C++ dynamic memory allocation (char[] and int[])

Question

 str is a pointer, why not use str for input and output? Not *str.
 p is a pointer, why use *p for input and output? Not p.

#include<iostream>
using namespace std;

int main()
{
   
    char* str = new char[20];
    cin>>str;
    cout<<str<<endl;
    delete []str;

    int* p = new int[3];
    cin>>*p;
    cout<<*p<<endl;
    delete []p;

    return 0;
}

Answer 1

The operator overloads << and >> have special overloads for const char* and char* respectively, because those are null-terminated C-style strings. They are treated diifferently than other pointers/other arrays.

Here's a little comparison of the semantics used:

cin >> str;

means "read a null terminated string into an array, where str is the pointer to the first element".

cout << str; 

means "Print a null terminated string, where str is the pointer to the first element".

---

However there are such semantics for other pointer types like int*.

cin >> p;

wont work, there is no such thing as "reading an array of ints", or "reading a pointer", while

cin >> *p; 

works and means "read a single integer and store it in the value of p", that is, the first element in the array get's modified.

cout << p;

means "print the value of the pointer", again, because there are no special semantics for int* like "Print array of ints". On the other hand

cout << *p;

meanse "Print one integer, that is the value of p", that is, the first element in the array get's printed.

Answer 2

Cause a pointer is a variable who's value is an adress, the value of the adress pointed is then accessible by the * operator. example :

char *str = new char[20];

str is a pointer so it has :

_ an adress &str = adress1 _ a value str = adress2 (it's adress because it's a pointer)

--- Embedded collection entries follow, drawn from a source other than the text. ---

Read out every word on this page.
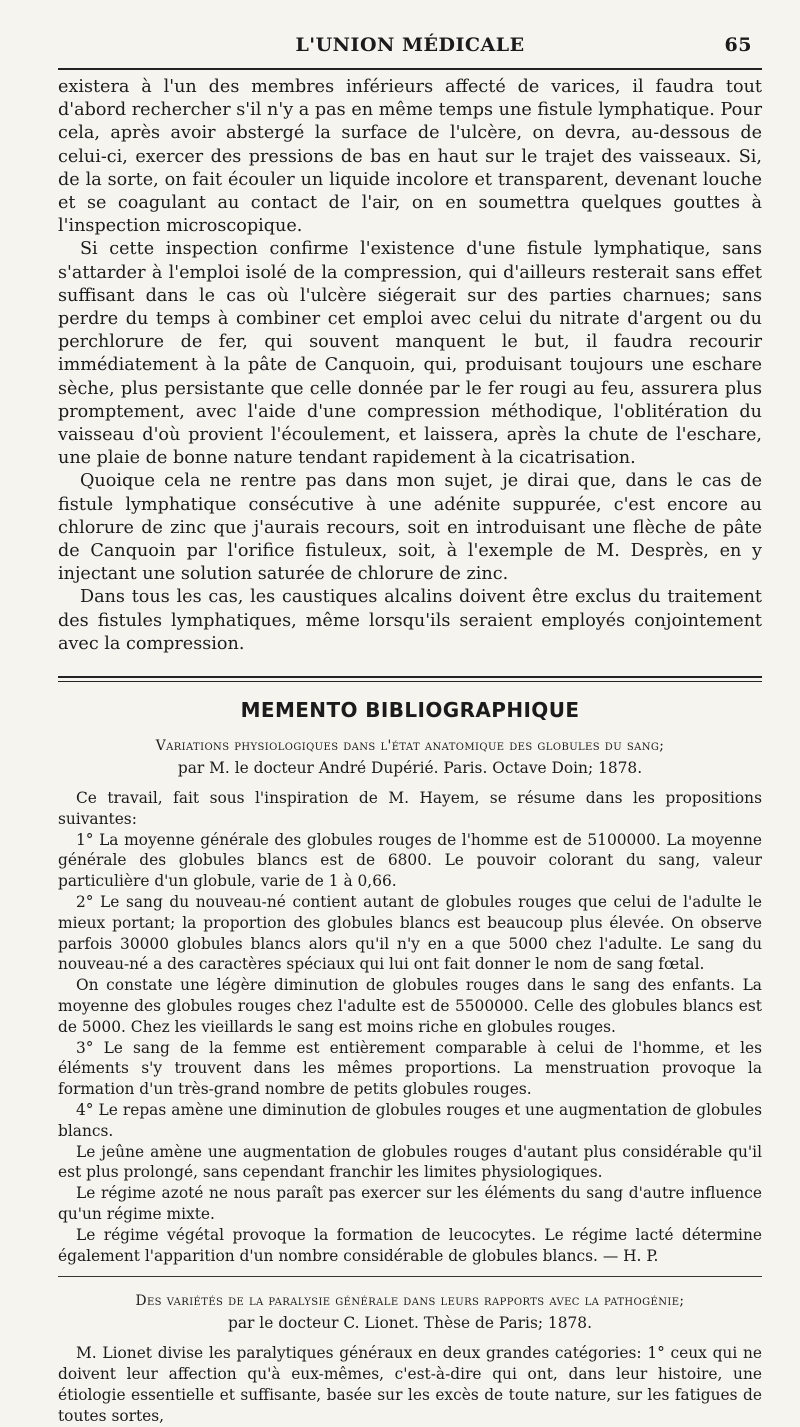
L'UNION MÉDICALE	65

existera à l'un des membres inférieurs affecté de varices, il faudra tout d'abord rechercher s'il n'y a pas en même temps une fistule lymphatique. Pour cela, après avoir abstergé la surface de l'ulcère, on devra, au-dessous de celui-ci, exercer des pressions de bas en haut sur le trajet des vaisseaux. Si, de la sorte, on fait écouler un liquide incolore et transparent, devenant louche et se coagulant au contact de l'air, on en soumettra quelques gouttes à l'inspection microscopique.

Si cette inspection confirme l'existence d'une fistule lymphatique, sans s'attarder à l'emploi isolé de la compression, qui d'ailleurs resterait sans effet suffisant dans le cas où l'ulcère siégerait sur des parties charnues; sans perdre du temps à combiner cet emploi avec celui du nitrate d'argent ou du perchlorure de fer, qui souvent manquent le but, il faudra recourir immédiatement à la pâte de Canquoin, qui, produisant toujours une eschare sèche, plus persistante que celle donnée par le fer rougi au feu, assurera plus promptement, avec l'aide d'une compression méthodique, l'oblitération du vaisseau d'où provient l'écoulement, et laissera, après la chute de l'eschare, une plaie de bonne nature tendant rapidement à la cicatrisation.

Quoique cela ne rentre pas dans mon sujet, je dirai que, dans le cas de fistule lymphatique consécutive à une adénite suppurée, c'est encore au chlorure de zinc que j'aurais recours, soit en introduisant une flèche de pâte de Canquoin par l'orifice fistuleux, soit, à l'exemple de M. Desprès, en y injectant une solution saturée de chlorure de zinc.

Dans tous les cas, les caustiques alcalins doivent être exclus du traitement des fistules lymphatiques, même lorsqu'ils seraient employés conjointement avec la compression.

MEMENTO BIBLIOGRAPHIQUE
Variations physiologiques dans l'état anatomique des globules du sang;
par M. le docteur André Dupérié. Paris. Octave Doin; 1878.

Ce travail, fait sous l'inspiration de M. Hayem, se résume dans les propositions suivantes:

1° La moyenne générale des globules rouges de l'homme est de 5100000. La moyenne générale des globules blancs est de 6800. Le pouvoir colorant du sang, valeur particulière d'un globule, varie de 1 à 0,66.

2° Le sang du nouveau-né contient autant de globules rouges que celui de l'adulte le mieux portant; la proportion des globules blancs est beaucoup plus élevée. On observe parfois 30000 globules blancs alors qu'il n'y en a que 5000 chez l'adulte. Le sang du nouveau-né a des caractères spéciaux qui lui ont fait donner le nom de sang fœtal.

On constate une légère diminution de globules rouges dans le sang des enfants. La moyenne des globules rouges chez l'adulte est de 5500000. Celle des globules blancs est de 5000. Chez les vieillards le sang est moins riche en globules rouges.

3° Le sang de la femme est entièrement comparable à celui de l'homme, et les éléments s'y trouvent dans les mêmes proportions. La menstruation provoque la formation d'un très-grand nombre de petits globules rouges.

4° Le repas amène une diminution de globules rouges et une augmentation de globules blancs.

Le jeûne amène une augmentation de globules rouges d'autant plus considérable qu'il est plus prolongé, sans cependant franchir les limites physiologiques.

Le régime azoté ne nous paraît pas exercer sur les éléments du sang d'autre influence qu'un régime mixte.

Le régime végétal provoque la formation de leucocytes. Le régime lacté détermine également l'apparition d'un nombre considérable de globules blancs. — H. P.

Des variétés de la paralysie générale dans leurs rapports avec la pathogénie;
par le docteur C. Lionet. Thèse de Paris; 1878.

M. Lionet divise les paralytiques généraux en deux grandes catégories: 1° ceux qui ne doivent leur affection qu'à eux-mêmes, c'est-à-dire qui ont, dans leur histoire, une étiologie essentielle et suffisante, basée sur les excès de toute nature, sur les fatigues de toutes sortes,
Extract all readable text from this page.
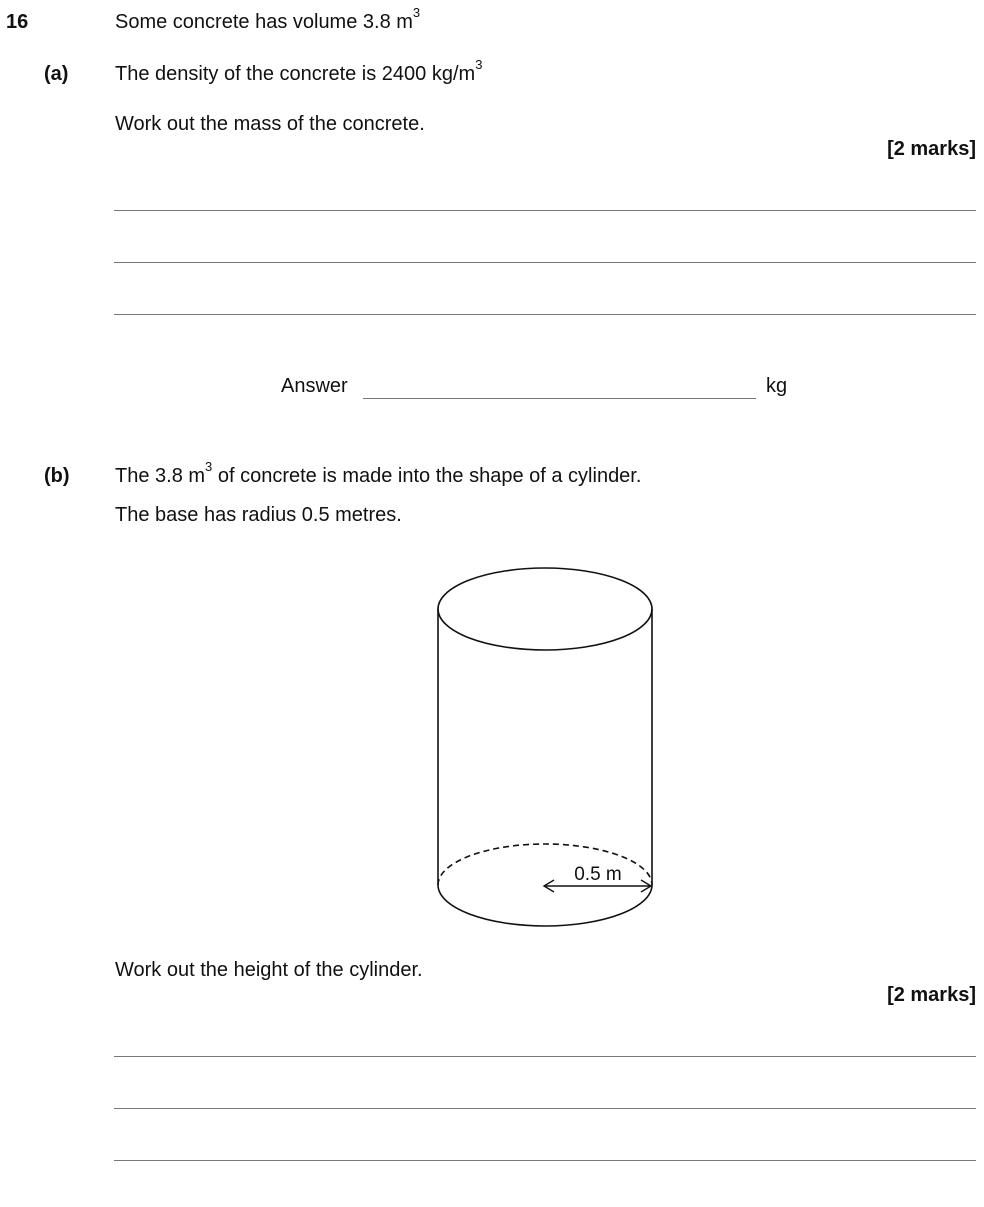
16	Some concrete has volume 3.8 $m^3$
(a) The density of the concrete is 2400 $kg/m^3$
Work out the mass of the concrete.
[2 marks]
Answer	kg
(b) The 3.8 $m^3$ of concrete is made into the shape of a cylinder.
The base has radius 0.5 metres.
0.5 m
Work out the height of the cylinder.
[2 marks]
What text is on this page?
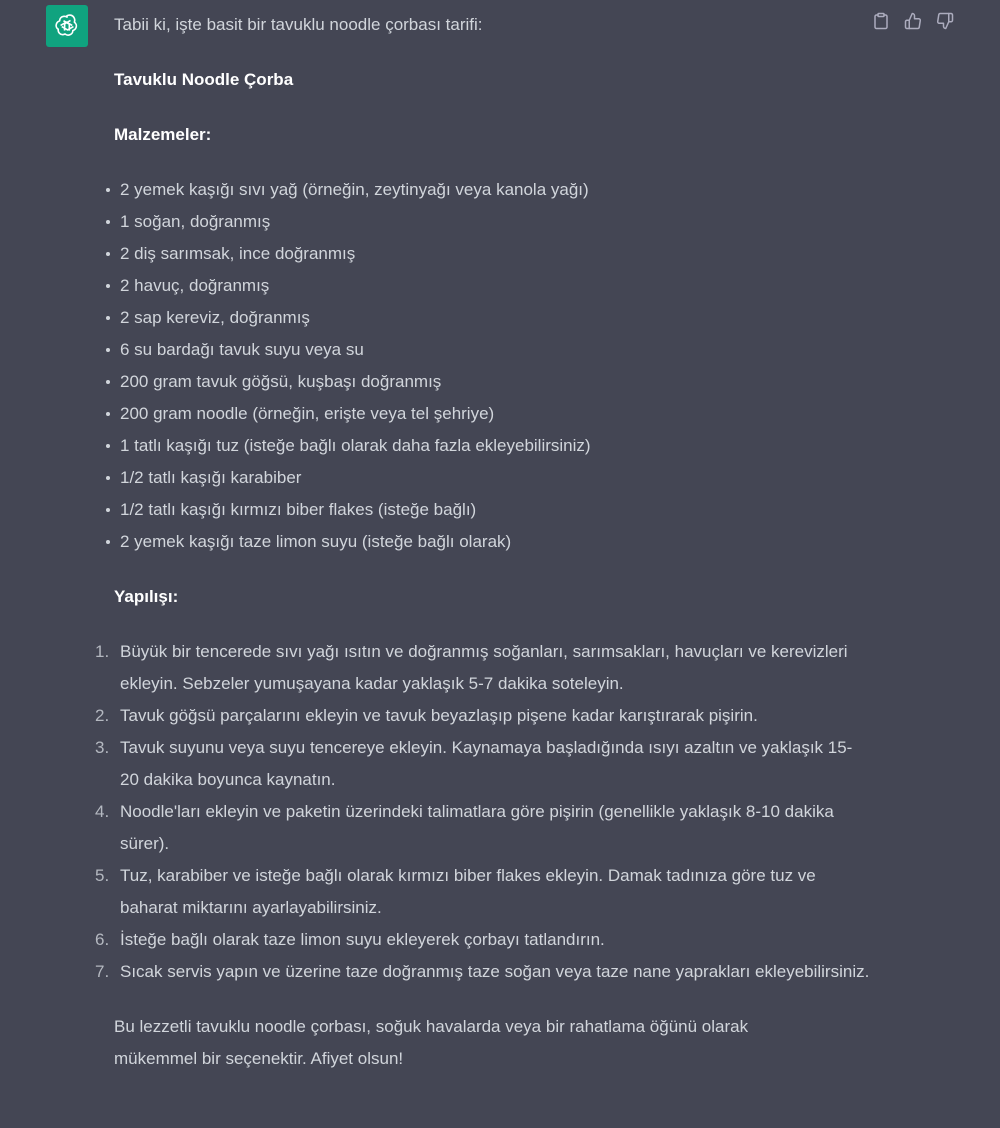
Tabii ki, işte basit bir tavuklu noodle çorbası tarifi:

Tavuklu Noodle Çorba

Malzemeler:

2 yemek kaşığı sıvı yağ (örneğin, zeytinyağı veya kanola yağı)
1 soğan, doğranmış
2 diş sarımsak, ince doğranmış
2 havuç, doğranmış
2 sap kereviz, doğranmış
6 su bardağı tavuk suyu veya su
200 gram tavuk göğsü, kuşbaşı doğranmış
200 gram noodle (örneğin, erişte veya tel şehriye)
1 tatlı kaşığı tuz (isteğe bağlı olarak daha fazla ekleyebilirsiniz)
1/2 tatlı kaşığı karabiber
1/2 tatlı kaşığı kırmızı biber flakes (isteğe bağlı)
2 yemek kaşığı taze limon suyu (isteğe bağlı olarak)

Yapılışı:

1. Büyük bir tencerede sıvı yağı ısıtın ve doğranmış soğanları, sarımsakları, havuçları ve kerevizleri ekleyin. Sebzeler yumuşayana kadar yaklaşık 5-7 dakika soteleyin.
2. Tavuk göğsü parçalarını ekleyin ve tavuk beyazlaşıp pişene kadar karıştırarak pişirin.
3. Tavuk suyunu veya suyu tencereye ekleyin. Kaynamaya başladığında ısıyı azaltın ve yaklaşık 15-20 dakika boyunca kaynatın.
4. Noodle'ları ekleyin ve paketin üzerindeki talimatlara göre pişirin (genellikle yaklaşık 8-10 dakika sürer).
5. Tuz, karabiber ve isteğe bağlı olarak kırmızı biber flakes ekleyin. Damak tadınıza göre tuz ve baharat miktarını ayarlayabilirsiniz.
6. İsteğe bağlı olarak taze limon suyu ekleyerek çorbayı tatlandırın.
7. Sıcak servis yapın ve üzerine taze doğranmış taze soğan veya taze nane yaprakları ekleyebilirsiniz.

Bu lezzetli tavuklu noodle çorbası, soğuk havalarda veya bir rahatlama öğünü olarak mükemmel bir seçenektir. Afiyet olsun!
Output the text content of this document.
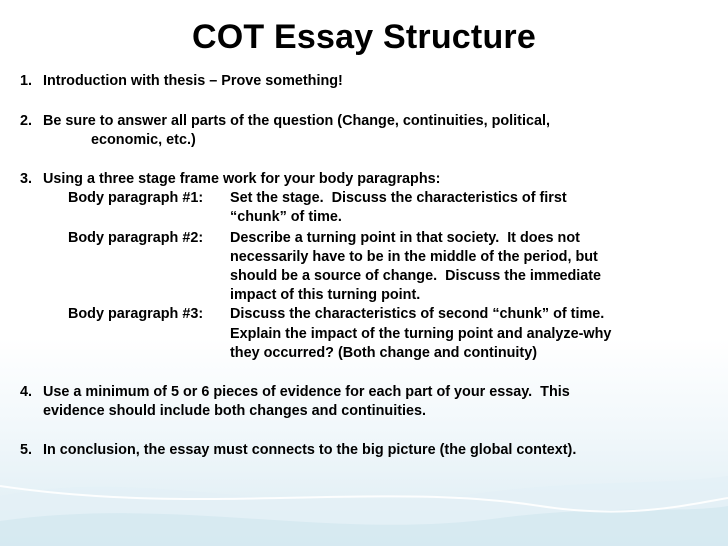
COT Essay Structure
1. Introduction with thesis – Prove something!
2. Be sure to answer all parts of the question (Change, continuities, political,
economic, etc.)
3. Using a three stage frame work for your body paragraphs:
Body paragraph #1: Set the stage.  Discuss the characteristics of first
“chunk” of time.
Body paragraph #2: Describe a turning point in that society.  It does not
necessarily have to be in the middle of the period, but
should be a source of change.  Discuss the immediate
impact of this turning point.
Body paragraph #3: Discuss the characteristics of second “chunk” of time.
Explain the impact of the turning point and analyze-why
they occurred? (Both change and continuity)
4. Use a minimum of 5 or 6 pieces of evidence for each part of your essay.  This
evidence should include both changes and continuities.
5. In conclusion, the essay must connects to the big picture (the global context).
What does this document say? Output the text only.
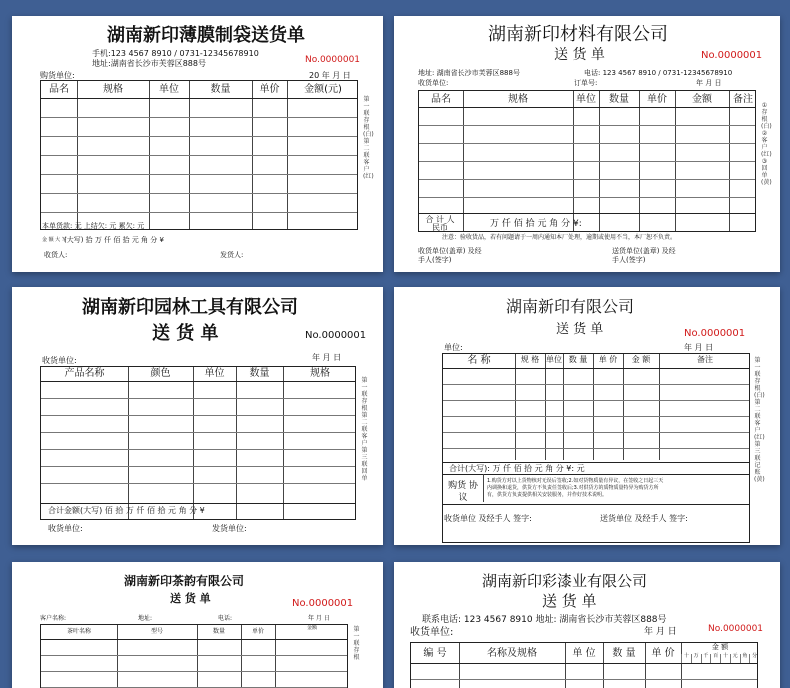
湖南新印薄膜制袋送货单
手机:123 4567 8910 / 0731-12345678910
地址:湖南省长沙市芙蓉区888号	No.0000001
购货单位:	20 年 月 日
品名	规格	单位	数量	单价	金额(元)
第一联存根(白) 第二联客户(红)
本单货款: 元 上结欠: 元 累欠: 元
金 额 大 写
(大写) 拾 万 仟 佰 拾 元 角 分 ¥
收货人:	发货人:
湖南新印材料有限公司
送 货 单	No.0000001
地址: 湖南省长沙市芙蓉区888号	电话: 123 4567 8910 / 0731-12345678910
收货单位:	订单号:	年 月 日
品名	规格	单位	数量	单价	金额	备注
①存根(白) ②客户(红) ③回单(黄)
合 计 人民币	万 仟 佰 拾 元 角 分 ¥:
注意：验收货品，若有问题请于一周内通知本厂处理，逾期或使用不当，本厂恕不负责。
收货单位(盖章) 及经手人(签字)
送货单位(盖章) 及经手人(签字)
湖南新印园林工具有限公司
送 货 单	No.0000001
收货单位:	年 月 日
产品名称	颜色	单位	数量	规格
第一联存根 第二联客户 第三联回单
合计金额(大写) 佰 拾 万 仟 佰 拾 元 角 分 ¥
收货单位:	发货单位:
湖南新印有限公司
送 货 单	No.0000001
单位:	年 月 日
名 称	规 格 单位 数 量	单 价	金 额	备注
合计(大写): 万 仟 佰 拾 元 角 分 ¥: 元
购货 协议
1.购货方对以上货物核对无误后签收;2.如对货物质量有异议，在签收之日起三天内调换和退货，供货方不负责任签收后;3.对供货方的质物质量特异为购货方所有，供货方负责提供相关安装服务，并作好技术说明。
第一联存根(白) 第二联客户(红) 第三联记账(黄)
收货单位 及经手人 签字:	送货单位 及经手人 签字:
湖南新印茶韵有限公司
送 货 单	No.0000001
客户名称:	地址:	电话:	年 月 日
茶叶名称	型号	数量	单价	金额	第一联 存根
湖南新印彩漆业有限公司
送 货 单
联系电话: 123 4567 8910 地址: 湖南省长沙市芙蓉区888号
No.0000001
收货单位:	年 月 日
编 号	名称及规格	单 位	数 量	单 价
金 额
十 万 千 百 十 元 角 分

And at this adress2 are 20 character on continuous adress, so first character would be in adress adress2, then next one adress2+1, then adress2+2 etc..

Answer 3

Assuming that there was a grammar mishap in bullet 1.

1. str is a pointer to a char but in this case it point to first one in an array of such. *str is a reference to single char (byte). pointers can be used to pass string by passing address of array's beginning. We are guaranteed to be able to increment that pointer and dereference it in order to access following characters

E.g. this is how strlen may work:

  size_t strlen(char *p)
  {
    size_t len = 0;
    while (*p++ != 0) len ++;
    return len;
  }

2. p is value of pointer to int, there is no meaning in writing to it. *p is reference to first element of array, of type int.

Answer 4

char* str = new char[20];
cin>>str;

You are passing the pointer to a series of char to cin because cin is expected to read multiple chars at the location pointed to by the pointer.

int* p = new int[3];
cin>>*p;

You are passing a single int, by reference, to cin, because cin is expected to read a single int. There is no read functionality that will read a sequence of ints, because a sequence of int is not an usual thing. However, a sequence of char is a c-string and a typical thing. That's why cin has an overload that reads to a char pointer.

Answer 5

It is better to rewrite this code snippet

int* p = new int[3];
cin>>*p;
cout<<*p<<endl;
delete []p;

like

int* p = new int;
cin>>*p;
cout<<*p<<endl;
delete p;

because there is used only one object of the allocated array of three objects of the type int.

In the first case you are dealing with a character array that accepts or stores a string. For character arrays for example the operator >> is declared like

template<class charT, class traits>
basic_istream<charT,traits>& operator>>(basic_istream<charT,traits>&,
charT*);

That is the operator needs to get access not only to the first character of the array but also to subsequent characters of the array using the pointer arithmetic. The operator does not change the passed pointer. It changes the objects of the type character pointed to by the pointer.

For objects of the type int the operator >> is declared like

basic_istream<charT,traits>& operator>>(int& n);

It is enough to pass a scalar object by reference to change it using the operator.